Why sanctuary?

Beverley Minster is uniquely placed to tell the heritage story of sanctuary since 937AD – the only place in the UK able to bring together three distinct types of evidence. The Minster houses an Anglo-Saxon sanctuary chair, one of only two in existence. Three sanctuary crosses, now scheduled ancient monuments, marked the limited area of sanctuary radiating out from the Minster doors. The British Library houses the original Beverley Sanctuary Book (1478 – 1540) and the Minster Sanctuary Oath. Using this rare unique collection and restoring the structure of the sanctuary roof, we can bring to life the untold story with a focus on individual stories from 1478-1540, telling of why they sought sanctuary and the discrimination to which this could lead.

The origins of the Minster can be traced back to Bishop John of York who founded a monastery on the site in c. 706 and retired there in retired in 714. He died in 721 and his remains are in the present building. As a renowned teacher and healer he attracted huge numbers of pilgrims and was translated to sainthood in 1037. He trained the Venerable Bede who wrote an account of John’s life in his ‘History of the English Church’. Tradition has it that King Athelstan visited John’s tomb in 934 while leading his army north to fight against the King of Scotland. Athelstan reputedly credited his victory to Bishop John and created sanctuary extending two miles from his tomb. This was extremely rare because, apart from Beverley Minster, only Durham, in the north, had this extended sanctuary limit.

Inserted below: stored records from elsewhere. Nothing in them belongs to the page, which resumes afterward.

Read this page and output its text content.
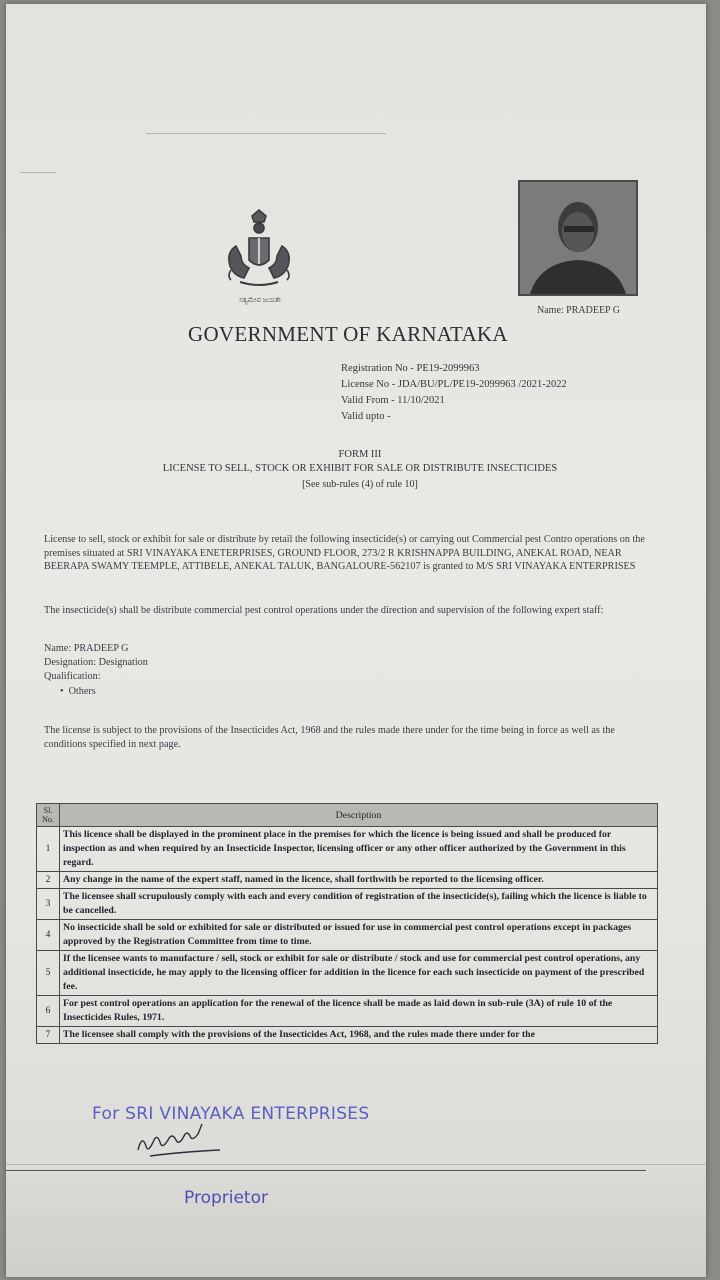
ಸತ್ಯಮೇವ ಜಯತೇ
Name: PRADEEP G
GOVERNMENT OF KARNATAKA
Registration No - PE19-2099963
License No - JDA/BU/PL/PE19-2099963 /2021-2022
Valid From - 11/10/2021
Valid upto -
FORM III
LICENSE TO SELL, STOCK OR EXHIBIT FOR SALE OR DISTRIBUTE INSECTICIDES
[See sub-rules (4) of rule 10]
License to sell, stock or exhibit for sale or distribute by retail the following insecticide(s) or carrying out Commercial pest Contro operations on the premises situated at SRI VINAYAKA ENETERPRISES, GROUND FLOOR, 273/2 R KRISHNAPPA BUILDING, ANEKAL ROAD, NEAR BEERAPA SWAMY TEEMPLE, ATTIBELE, ANEKAL TALUK, BANGALOURE-562107 is granted to M/S SRI VINAYAKA ENTERPRISES
The insecticide(s) shall be distribute commercial pest control operations under the direction and supervision of the following expert staff:
Name: PRADEEP G
Designation: Designation
Qualification:
• Others
The license is subject to the provisions of the Insecticides Act, 1968 and the rules made there under for the time being in force as well as the conditions specified in next page.
Sl. No.	Description
1	This licence shall be displayed in the prominent place in the premises for which the licence is being issued and shall be produced for inspection as and when required by an Insecticide Inspector, licensing officer or any other officer authorized by the Government in this regard.
2	Any change in the name of the expert staff, named in the licence, shall forthwith be reported to the licensing officer.
3	The licensee shall scrupulously comply with each and every condition of registration of the insecticide(s), failing which the licence is liable to be cancelled.
4	No insecticide shall be sold or exhibited for sale or distributed or issued for use in commercial pest control operations except in packages approved by the Registration Committee from time to time.
5	If the licensee wants to manufacture / sell, stock or exhibit for sale or distribute / stock and use for commercial pest control operations, any additional insecticide, he may apply to the licensing officer for addition in the licence for each such insecticide on payment of the prescribed fee.
6	For pest control operations an application for the renewal of the licence shall be made as laid down in sub-rule (3A) of rule 10 of the Insecticides Rules, 1971.
7	The licensee shall comply with the provisions of the Insecticides Act, 1968, and the rules made there under for the
For SRI VINAYAKA ENTERPRISES
Proprietor
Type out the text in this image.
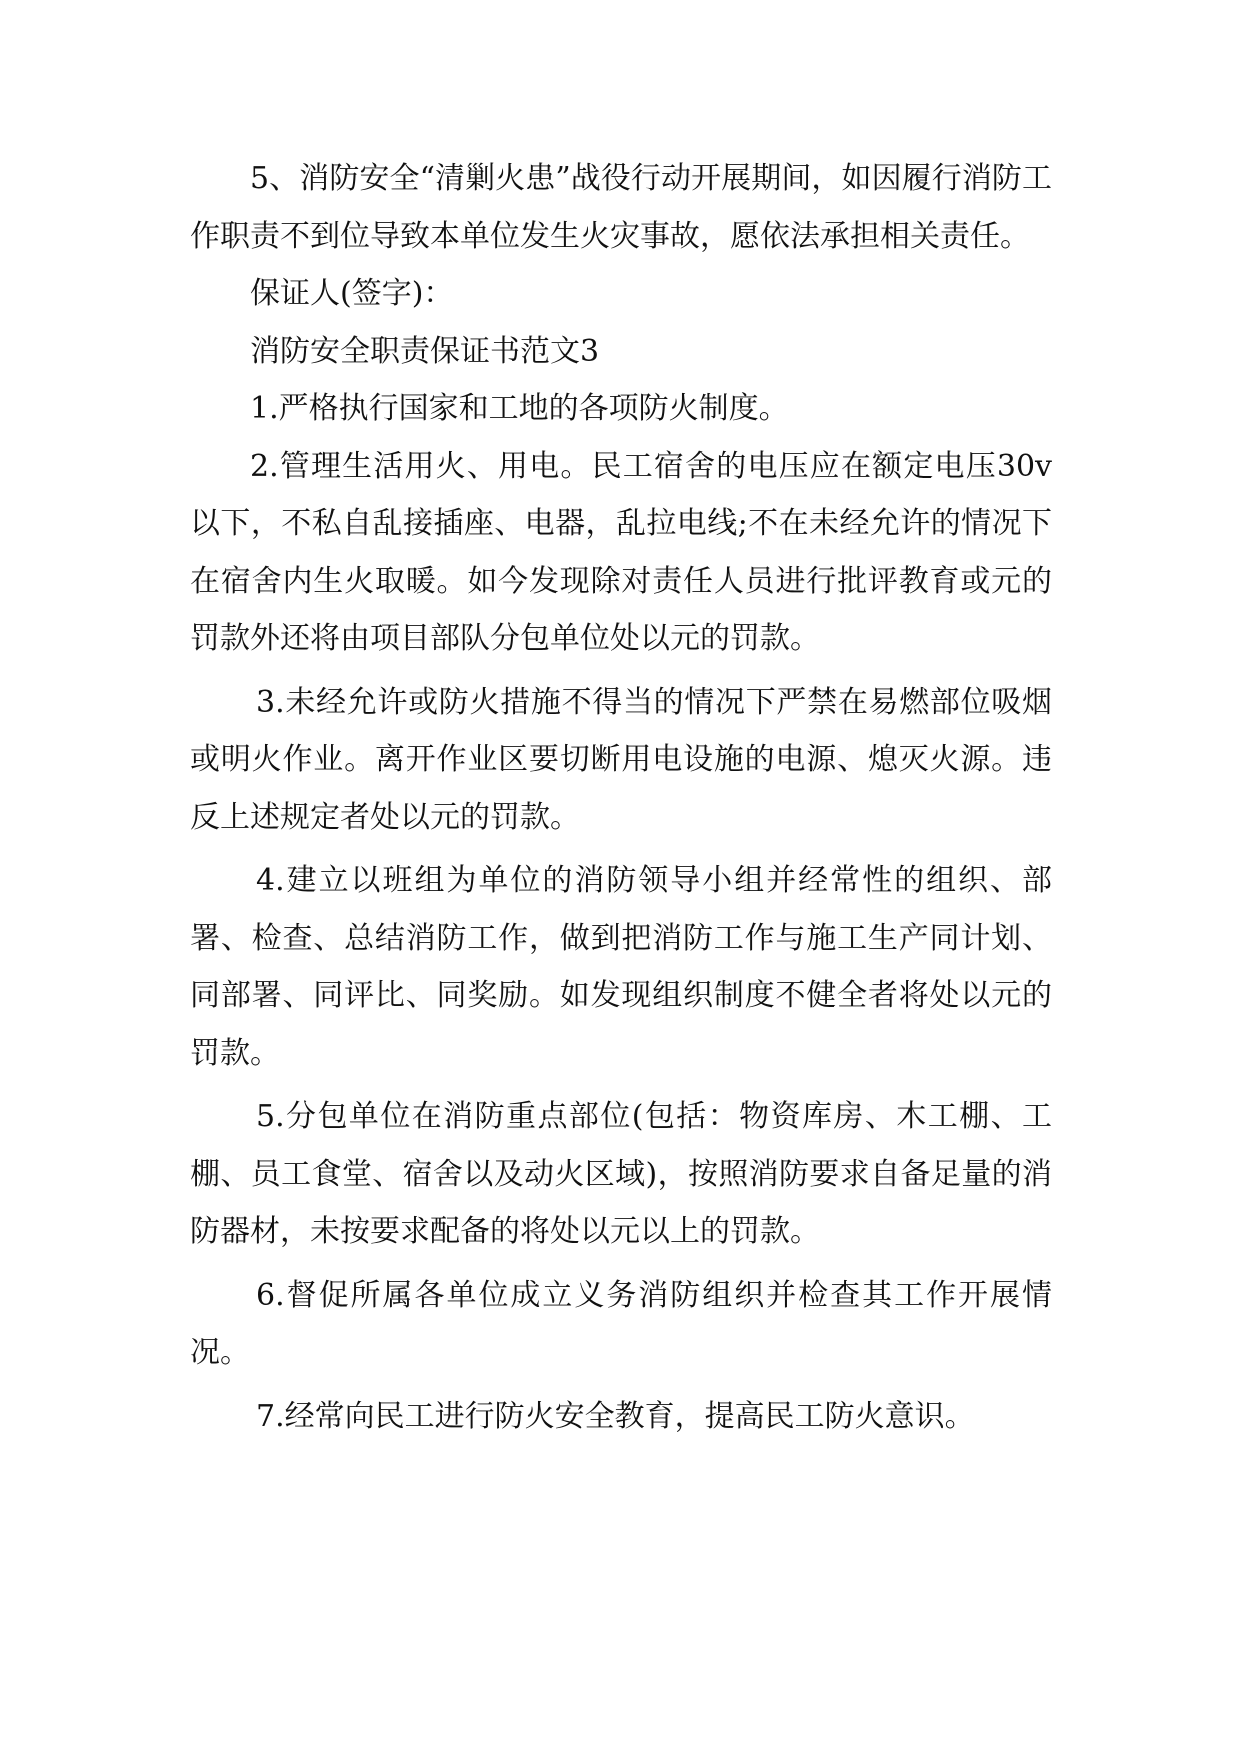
5、消防安全“清剿火患”战役行动开展期间，如因履行消防工作职责不到位导致本单位发生火灾事故，愿依法承担相关责任。

保证人(签字)：

消防安全职责保证书范文3

1.严格执行国家和工地的各项防火制度。

2.管理生活用火、用电。民工宿舍的电压应在额定电压30v以下，不私自乱接插座、电器，乱拉电线;不在未经允许的情况下在宿舍内生火取暖。如今发现除对责任人员进行批评教育或元的罚款外还将由项目部队分包单位处以元的罚款。

3.未经允许或防火措施不得当的情况下严禁在易燃部位吸烟或明火作业。离开作业区要切断用电设施的电源、熄灭火源。违反上述规定者处以元的罚款。

4.建立以班组为单位的消防领导小组并经常性的组织、部署、检查、总结消防工作，做到把消防工作与施工生产同计划、同部署、同评比、同奖励。如发现组织制度不健全者将处以元的罚款。

5.分包单位在消防重点部位(包括：物资库房、木工棚、工棚、员工食堂、宿舍以及动火区域)，按照消防要求自备足量的消防器材，未按要求配备的将处以元以上的罚款。

6.督促所属各单位成立义务消防组织并检查其工作开展情况。

7.经常向民工进行防火安全教育，提高民工防火意识。
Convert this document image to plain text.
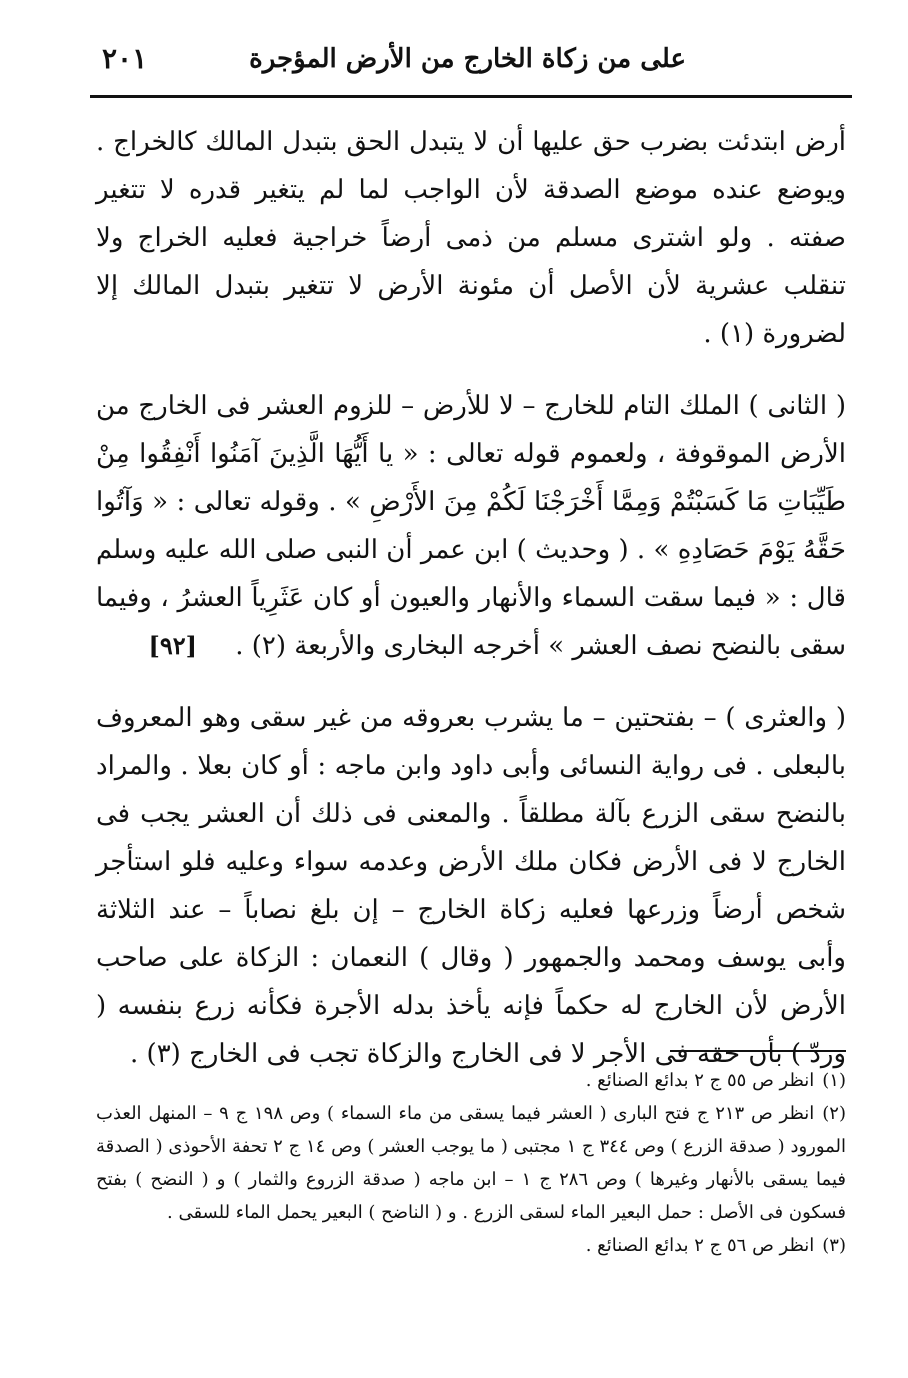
٢٠١	على من زكاة الخارج من الأرض المؤجرة

أرض ابتدئت بضرب حق عليها أن لا يتبدل الحق بتبدل المالك كالخراج . ويوضع عنده موضع الصدقة لأن الواجب لما لم يتغير قدره لا تتغير صفته . ولو اشترى مسلم من ذمى أرضاً خراجية فعليه الخراج ولا تنقلب عشرية لأن الأصل أن مئونة الأرض لا تتغير بتبدل المالك إلا لضرورة (١) .

( الثانى ) الملك التام للخارج – لا للأرض – للزوم العشر فى الخارج من الأرض الموقوفة ، ولعموم قوله تعالى : « يا أَيُّهَا الَّذِينَ آمَنُوا أَنْفِقُوا مِنْ طَيِّبَاتِ مَا كَسَبْتُمْ وَمِمَّا أَخْرَجْنَا لَكُمْ مِنَ الأَرْضِ » . وقوله تعالى : « وَآتُوا حَقَّهُ يَوْمَ حَصَادِهِ » . ( وحديث ) ابن عمر أن النبى صلى الله عليه وسلم قال : « فيما سقت السماء والأنهار والعيون أو كان عَثَرِياً العشرُ ، وفيما سقى بالنضح نصف العشر » أخرجه البخارى والأربعة (٢) . [٩٢]

( والعثرى ) – بفتحتين – ما يشرب بعروقه من غير سقى وهو المعروف بالبعلى . فى رواية النسائى وأبى داود وابن ماجه : أو كان بعلا . والمراد بالنضح سقى الزرع بآلة مطلقاً . والمعنى فى ذلك أن العشر يجب فى الخارج لا فى الأرض فكان ملك الأرض وعدمه سواء وعليه فلو استأجر شخص أرضاً وزرعها فعليه زكاة الخارج – إن بلغ نصاباً – عند الثلاثة وأبى يوسف ومحمد والجمهور ( وقال ) النعمان : الزكاة على صاحب الأرض لأن الخارج له حكماً فإنه يأخذ بدله الأجرة فكأنه زرع بنفسه ( وردّ ) بأن حقه فى الأجر لا فى الخارج والزكاة تجب فى الخارج (٣) .

(١)انظر ص ٥٥ ج ٢ بدائع الصنائع .

(٢)انظر ص ٢١٣ ج فتح البارى ( العشر فيما يسقى من ماء السماء ) وص ١٩٨ ج ٩ – المنهل العذب المورود ( صدقة الزرع ) وص ٣٤٤ ج ١ مجتبى ( ما يوجب العشر ) وص ١٤ ج ٢ تحفة الأحوذى ( الصدقة فيما يسقى بالأنهار وغيرها ) وص ٢٨٦ ج ١ – ابن ماجه ( صدقة الزروع والثمار ) و ( النضح ) بفتح فسكون فى الأصل : حمل البعير الماء لسقى الزرع . و ( الناضح ) البعير يحمل الماء للسقى .

(٣)انظر ص ٥٦ ج ٢ بدائع الصنائع .
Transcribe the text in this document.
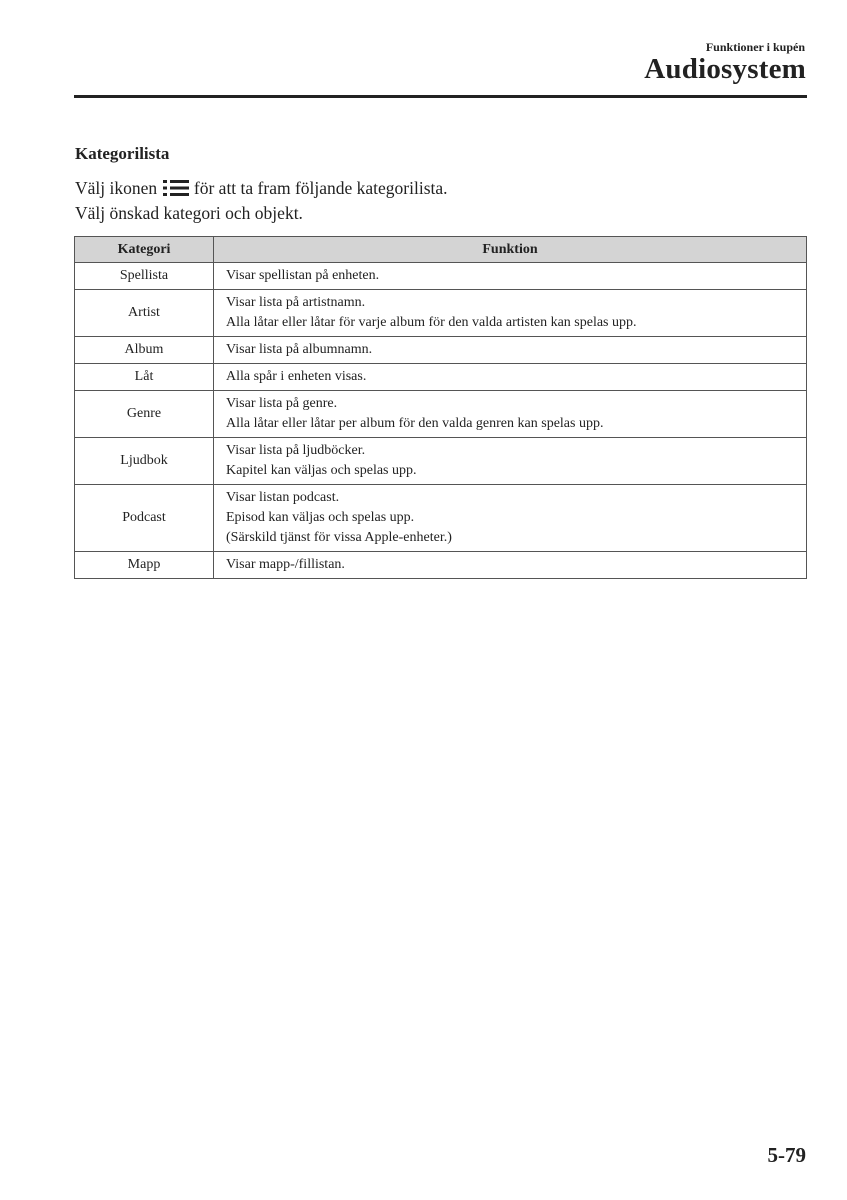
Funktioner i kupén
Audiosystem
Kategorilista
Välj ikonen för att ta fram följande kategorilista.
Välj önskad kategori och objekt.
Kategori	Funktion
Spellista	Visar spellistan på enheten.

Artist	Visar lista på artistnamn.
Alla låtar eller låtar för varje album för den valda artisten kan spelas upp.

Album	Visar lista på albumnamn.

Låt	Alla spår i enheten visas.

Genre	Visar lista på genre.
Alla låtar eller låtar per album för den valda genren kan spelas upp.

Ljudbok	Visar lista på ljudböcker.
Kapitel kan väljas och spelas upp.

Podcast	Visar listan podcast.
Episod kan väljas och spelas upp.
(Särskild tjänst för vissa Apple-enheter.)

Mapp	Visar mapp-/fillistan.
5-79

The Minster is one of only a few parish churches to house the remains of a saint – John of Beverley. His presence has attracted pilgrims for over 1,000 years and today we welcome over 60,000 visitors annually. Visitors are attracted not only by the architecture of one of Europe’s finest Gothic buildings, but also as a place of sanctuary to retreat from the bustle of everyday life. People from all walks of life comment on the peace they find in the building and of the welcome they receive. Over 7,000 prayer candles are lit each year and many can be seen taking advantage of the inspirational ambience to pray, which is enhanced by daily midday prayers.

The sanctuary story resonates with the contemporary issue of refugees seeking sanctuary. The project team will work with the City of Sanctuary organisation formed in 2010 to help refugees and people seeking asylum. The school study packs will include information to give pupils an insight into attitudes of today’s society and for them to debate and compare this with the way in which migrant people were viewed in the Middle Ages.

Our Sanctuary Project seeks to tell the unique story of Beverley Minster – place of sanctuary.